Mona Lisa’s remains found in Italy
A group of Italian scientists led by the famous art researcher Silvano Vinceti have discovered the remains of a skeleton that most likely belonged to Lisa Gherardini. According to the most popular theory, it was Gherardini – an aristocrat from Florence and wife of wealthy silk trader Francesco del Giocondo – who was the mysterious model that posed for the great Leonardo da Vinci’s Mona Lisa.
The sensational discovery was made not far from the former convent of St. Ursula in Florence. Lisa Gherardini joined that convent right after her husband passed away and lived there until her death.
Silvano Vinceti, the researcher who led the archaeologists and is president of Italy’s National Committee for Cultural Heritage, talked about the details of the unique expedition in his interview to the Voice of Russia.
Voice of Russia: Mr. Vinceti, what inspired you to look for the remains of Lisa Gherardini in the vicinity of the former convent of St.
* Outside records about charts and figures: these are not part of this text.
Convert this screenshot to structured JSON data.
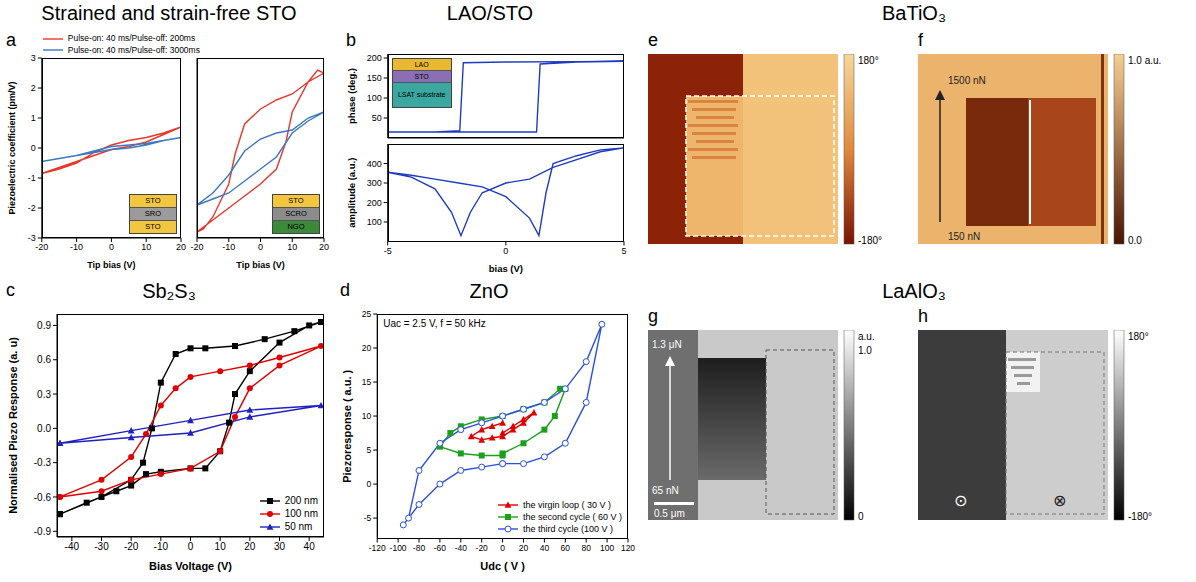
{
  "chart_data": [
    {
      "panel": "a",
      "title": "Strained and strain-free STO",
      "type": "line",
      "xlabel": "Tip bias (V)",
      "ylabel": "Piezoelectric coefficient (pm/V)",
      "xlim": [
        -20,
        20
      ],
      "ylim": [
        -3,
        3
      ],
      "xticks": [
        -20,
        -10,
        0,
        10,
        20
      ],
      "yticks": [
        -3,
        -2,
        -1,
        0,
        1,
        2,
        3
      ],
      "legend": "top",
      "series": [
        {
          "name": "Pulse-on: 40 ms/Pulse-off: 200ms",
          "color": "#e8372b",
          "marker": "none",
          "x": [
            -20,
            -15,
            -10,
            -5,
            0,
            5,
            10,
            15,
            20,
            15,
            10,
            5,
            0,
            -5,
            -10,
            -15,
            -20
          ],
          "values": [
            -0.85,
            -0.7,
            -0.5,
            -0.15,
            0.1,
            0.25,
            0.35,
            0.5,
            0.7,
            0.45,
            0.2,
            0.05,
            -0.05,
            -0.25,
            -0.45,
            -0.65,
            -0.85
          ]
        },
        {
          "name": "Pulse-on: 40 ms/Pulse-off: 3000ms",
          "color": "#3a78c4",
          "marker": "none",
          "x": [
            -20,
            -15,
            -10,
            -5,
            0,
            5,
            10,
            15,
            20,
            15,
            10,
            5,
            0,
            -5,
            -10,
            -15,
            -20
          ],
          "values": [
            -0.45,
            -0.35,
            -0.25,
            -0.1,
            0.05,
            0.1,
            0.15,
            0.25,
            0.35,
            0.25,
            0.1,
            0.0,
            -0.05,
            -0.15,
            -0.25,
            -0.35,
            -0.45
          ]
        }
      ],
      "inset": [
        {
          "label": "STO",
          "color": "#f3c640"
        },
        {
          "label": "SRO",
          "color": "#9b9b9b"
        },
        {
          "label": "STO",
          "color": "#f3c640"
        }
      ]
    },
    {
      "type": "line",
      "xlabel": "Tip bias (V)",
      "xlim": [
        -20,
        20
      ],
      "ylim": [
        -3,
        3
      ],
      "xticks": [
        -20,
        -10,
        0,
        10,
        20
      ],
      "yticks": [
        -3,
        -2,
        -1,
        0,
        1,
        2,
        3
      ],
      "tick_labels": "x",
      "series": [
        {
          "name": "Pulse-on: 40 ms/Pulse-off: 200ms",
          "color": "#e8372b",
          "marker": "none",
          "x": [
            -20,
            -15,
            -10,
            -5,
            0,
            5,
            8,
            10,
            15,
            18,
            20,
            15,
            10,
            5,
            0,
            -5,
            -8,
            -10,
            -15,
            -18,
            -20
          ],
          "values": [
            -2.8,
            -2.4,
            -2.0,
            -1.6,
            -1.2,
            -0.7,
            0.2,
            1.2,
            2.2,
            2.6,
            2.5,
            2.2,
            1.8,
            1.6,
            1.3,
            0.8,
            -0.2,
            -1.2,
            -2.3,
            -2.7,
            -2.8
          ]
        },
        {
          "name": "Pulse-on: 40 ms/Pulse-off: 3000ms",
          "color": "#3a78c4",
          "marker": "none",
          "x": [
            -20,
            -15,
            -10,
            -5,
            0,
            5,
            10,
            15,
            20,
            15,
            10,
            5,
            0,
            -5,
            -10,
            -15,
            -20
          ],
          "values": [
            -1.9,
            -1.7,
            -1.5,
            -1.1,
            -0.7,
            -0.3,
            0.5,
            0.9,
            1.2,
            1.0,
            0.6,
            0.5,
            0.3,
            -0.1,
            -0.9,
            -1.5,
            -1.9
          ]
        }
      ],
      "inset": [
        {
          "label": "STO",
          "color": "#f3c640"
        },
        {
          "label": "SCRO",
          "color": "#8c8c8c"
        },
        {
          "label": "NGO",
          "color": "#3a8a3a"
        }
      ]
    },
    {
      "panel": "b",
      "title": "LAO/STO",
      "type": "line",
      "ylabel": "phase (deg.)",
      "xlim": [
        -5,
        5
      ],
      "ylim": [
        0,
        210
      ],
      "xticks": [
        -5,
        0,
        5
      ],
      "yticks": [
        50,
        100,
        150,
        200
      ],
      "tick_labels": "y",
      "series": [
        {
          "color": "#1f3cc0",
          "marker": "none",
          "x": [
            -5,
            0,
            1.3,
            1.45,
            3,
            5,
            3,
            0,
            -1.8,
            -1.95,
            -3,
            -5
          ],
          "values": [
            15,
            15,
            15,
            185,
            190,
            192,
            191,
            190,
            188,
            18,
            15,
            15
          ]
        }
      ],
      "inset": [
        {
          "label": "LAO",
          "color": "#e8b830"
        },
        {
          "label": "STO",
          "color": "#8a6fb5"
        },
        {
          "label": "LSAT substrate",
          "color": "#3aa7a0"
        }
      ]
    },
    {
      "type": "line",
      "xlabel": "bias (V)",
      "ylabel": "amplitude (a.u.)",
      "xlim": [
        -5,
        5
      ],
      "ylim": [
        0,
        500
      ],
      "xticks": [
        -5,
        0,
        5
      ],
      "yticks": [
        100,
        200,
        300,
        400
      ],
      "series": [
        {
          "color": "#1f3cc0",
          "marker": "none",
          "x": [
            -5,
            -4,
            -3,
            -2.3,
            -1.9,
            -1.5,
            -1,
            0,
            1,
            2,
            3,
            4,
            5,
            4,
            3,
            2,
            1.7,
            1.4,
            1,
            0,
            -1,
            -2,
            -3,
            -4,
            -5
          ],
          "values": [
            355,
            330,
            270,
            150,
            30,
            150,
            250,
            300,
            320,
            380,
            420,
            460,
            480,
            470,
            440,
            400,
            250,
            30,
            120,
            230,
            280,
            300,
            320,
            340,
            355
          ]
        }
      ]
    },
    {
      "panel": "c",
      "title": "Sb₂S₃",
      "type": "line",
      "xlabel": "Bias Voltage (V)",
      "ylabel": "Normalised Piezo Response (a. u)",
      "xlim": [
        -45,
        45
      ],
      "ylim": [
        -0.95,
        1.0
      ],
      "xticks": [
        -40,
        -30,
        -20,
        -10,
        0,
        10,
        20,
        30,
        40
      ],
      "yticks": [
        -0.9,
        -0.6,
        -0.3,
        {
          "value": 0,
          "label": "0.0"
        },
        0.3,
        0.6,
        0.9
      ],
      "legend": "lower right",
      "series": [
        {
          "name": "200 nm",
          "color": "#000000",
          "marker": "square",
          "x": [
            -44,
            -35,
            -25,
            -20,
            -15,
            -10,
            0,
            5,
            10,
            13,
            15,
            20,
            30,
            40,
            44,
            35,
            25,
            15,
            5,
            0,
            -5,
            -10,
            -13,
            -16,
            -20,
            -30,
            -44
          ],
          "values": [
            -0.75,
            -0.65,
            -0.55,
            -0.5,
            -0.4,
            -0.38,
            -0.35,
            -0.35,
            -0.2,
            0.05,
            0.3,
            0.5,
            0.75,
            0.9,
            0.93,
            0.85,
            0.78,
            0.72,
            0.7,
            0.7,
            0.65,
            0.4,
            0.0,
            -0.3,
            -0.45,
            -0.6,
            -0.75
          ]
        },
        {
          "name": "100 nm",
          "color": "#e00000",
          "marker": "circle",
          "x": [
            -44,
            -30,
            -20,
            -10,
            0,
            10,
            15,
            20,
            30,
            44,
            30,
            20,
            10,
            0,
            -5,
            -10,
            -15,
            -20,
            -30,
            -44
          ],
          "values": [
            -0.6,
            -0.55,
            -0.45,
            -0.4,
            -0.35,
            -0.2,
            0.1,
            0.35,
            0.55,
            0.72,
            0.62,
            0.55,
            0.5,
            0.45,
            0.35,
            0.2,
            -0.05,
            -0.25,
            -0.45,
            -0.6
          ]
        },
        {
          "name": "50 nm",
          "color": "#2020c0",
          "marker": "triangle",
          "x": [
            -44,
            -20,
            0,
            20,
            44,
            20,
            0,
            -20,
            -44
          ],
          "values": [
            -0.13,
            -0.08,
            -0.04,
            0.1,
            0.2,
            0.16,
            0.07,
            -0.02,
            -0.13
          ]
        }
      ]
    },
    {
      "panel": "d",
      "title": "ZnO",
      "type": "line",
      "xlabel": "Udc ( V )",
      "ylabel": "Piezoresponse ( a.u. )",
      "xlim": [
        -120,
        120
      ],
      "ylim": [
        -8,
        25
      ],
      "xticks": [
        -120,
        -100,
        -80,
        -60,
        -40,
        -20,
        0,
        20,
        40,
        60,
        80,
        100,
        120
      ],
      "yticks": [
        -5,
        0,
        5,
        10,
        15,
        20,
        25
      ],
      "legend": "lower right",
      "annotations": [
        "Uac = 2.5 V, f = 50 kHz"
      ],
      "series": [
        {
          "name": "the virgin loop ( 30 V )",
          "color": "#e00000",
          "marker": "triangle",
          "x": [
            0,
            10,
            20,
            30,
            20,
            10,
            0,
            -10,
            -20,
            -30,
            -20,
            -10,
            0
          ],
          "values": [
            7.5,
            8.5,
            9.5,
            10.5,
            9,
            8,
            7,
            6.8,
            6.5,
            7,
            8,
            8.5,
            9
          ]
        },
        {
          "name": "the second cycle ( 60 V )",
          "color": "#1aa01a",
          "marker": "square",
          "x": [
            0,
            -20,
            -40,
            -60,
            -50,
            -40,
            -20,
            0,
            20,
            40,
            55,
            60,
            50,
            40,
            20,
            0
          ],
          "values": [
            4.2,
            4.2,
            4.5,
            5.5,
            7.5,
            8.5,
            9.5,
            10,
            11,
            12,
            14,
            14,
            10,
            8,
            6,
            4.5
          ]
        },
        {
          "name": "the third cycle (100 V )",
          "color": "#2a4fe0",
          "marker": "open_circle",
          "x": [
            0,
            -20,
            -40,
            -60,
            -80,
            -95,
            -90,
            -80,
            -60,
            -40,
            -20,
            0,
            20,
            40,
            60,
            80,
            95,
            80,
            60,
            40,
            20,
            0
          ],
          "values": [
            3,
            2.5,
            2,
            0,
            -3,
            -6,
            -5,
            2,
            6,
            8,
            9,
            10,
            11,
            12,
            14,
            18,
            23.5,
            12,
            6,
            4,
            3,
            3
          ]
        }
      ]
    }
  ],
  "image_groups": [
    {
      "title": "BaTiO₃",
      "panels": [
        {
          "panel": "e",
          "colorbar": [
            "180°",
            "-180°"
          ]
        },
        {
          "panel": "f",
          "colorbar": [
            "1.0 a.u.",
            "0.0"
          ],
          "arrow_labels": [
            "1500 nN",
            "150 nN"
          ]
        }
      ]
    },
    {
      "title": "LaAlO₃",
      "panels": [
        {
          "panel": "g",
          "colorbar": [
            "a.u.",
            "1.0",
            "0"
          ],
          "arrow_labels": [
            "1.3 μN",
            "65 nN"
          ],
          "scale_bar": "0.5 μm"
        },
        {
          "panel": "h",
          "colorbar": [
            "180°",
            "-180°"
          ],
          "symbols": [
            "⊙",
            "⊗"
          ]
        }
      ]
    }
  ]
}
Ursula?
Silvano Vincenti: It happened due to the testimony of Lisa Gherardini’s death, which we found a few years ago. The document stated that Lisa Gherardini, also known as Mona Lisa, was buried in the convent of St. Ursula in Florence. That fact pushed us to look for her remains. Our archaeological work was initially focused on the small church of St. Ursula that was located on the territory of the convent. We picked that place because we had the records of the convent’s history which talked in detail about various burial sites. And those tombs did not belong to the Franciscans, but to other people. The documents described in detail how burials were organized in those times. Unfortunately, some documents were lost for good. One such document concerned the burial of Lisa Gherardini, who died on July 15, 1542. Taking into account that in those days there was a strictly prescribed ritual, we are confident that the body of Lisa Gherardini was buried under the floor of the St. Ursula Church. This is where our active archaeological work is being conducted right now. At present, we have succeeded in discovering four underground tombs in which we found fragments of two bodies. In the nearest future, the remains will undergo analysis at the University of Bologna. It is important to note that a few days ago we discovered a Franciscan altar that had not been known to exist previously. None of the documents in our possession mentioned it. Moreover, a special georadar could not detect it either. Under the foundation of that very altar, new “surprises” can be uncovered.
As soon as the search operation to uncover all the body remains is complete, they will all be transferred to the Department of Cultural Heritage at the University of Bologna. After that we plan to conduct carbon dating tests on the remains, which would establish the burial dates. Then, there will be another examination to establish the age of the bones themselves. In addition, we are planning to perform an anthropological analysis. Of all the remains we have recovered, we will select the ones that match the following criteria: a person buried around the age of 63, since that was the age at which Lisa Gherardini died; that they are of female gender, as well as the burial date. The bones that fit those criteria will be compared to the DNA of Lisa Gherardini’s children who were buried not far from the convent in the Basilica della Santissima Annunziata. That is where the Gherardini family crypt is located.
Thanks to all this research we will be able to officially announce whether la Gioconda’s grave has been discovered. If we are lucky to also find her skull, we will be able with the assistance of other Italian scientific institutes to make a model of Lisa Gherardini’s face. It would allow us to compare it to Leonardo da Vinci’s Mona Lisa.
VOR: When will the world be able to know for sure that you have truly uncovered the mysterious Gioconda?
SV: The archaeological work will be finished in September. Four more months will be needed for all the expert analysis at the University of Bologna. I believe that around Christmas or early next year we will have the final results.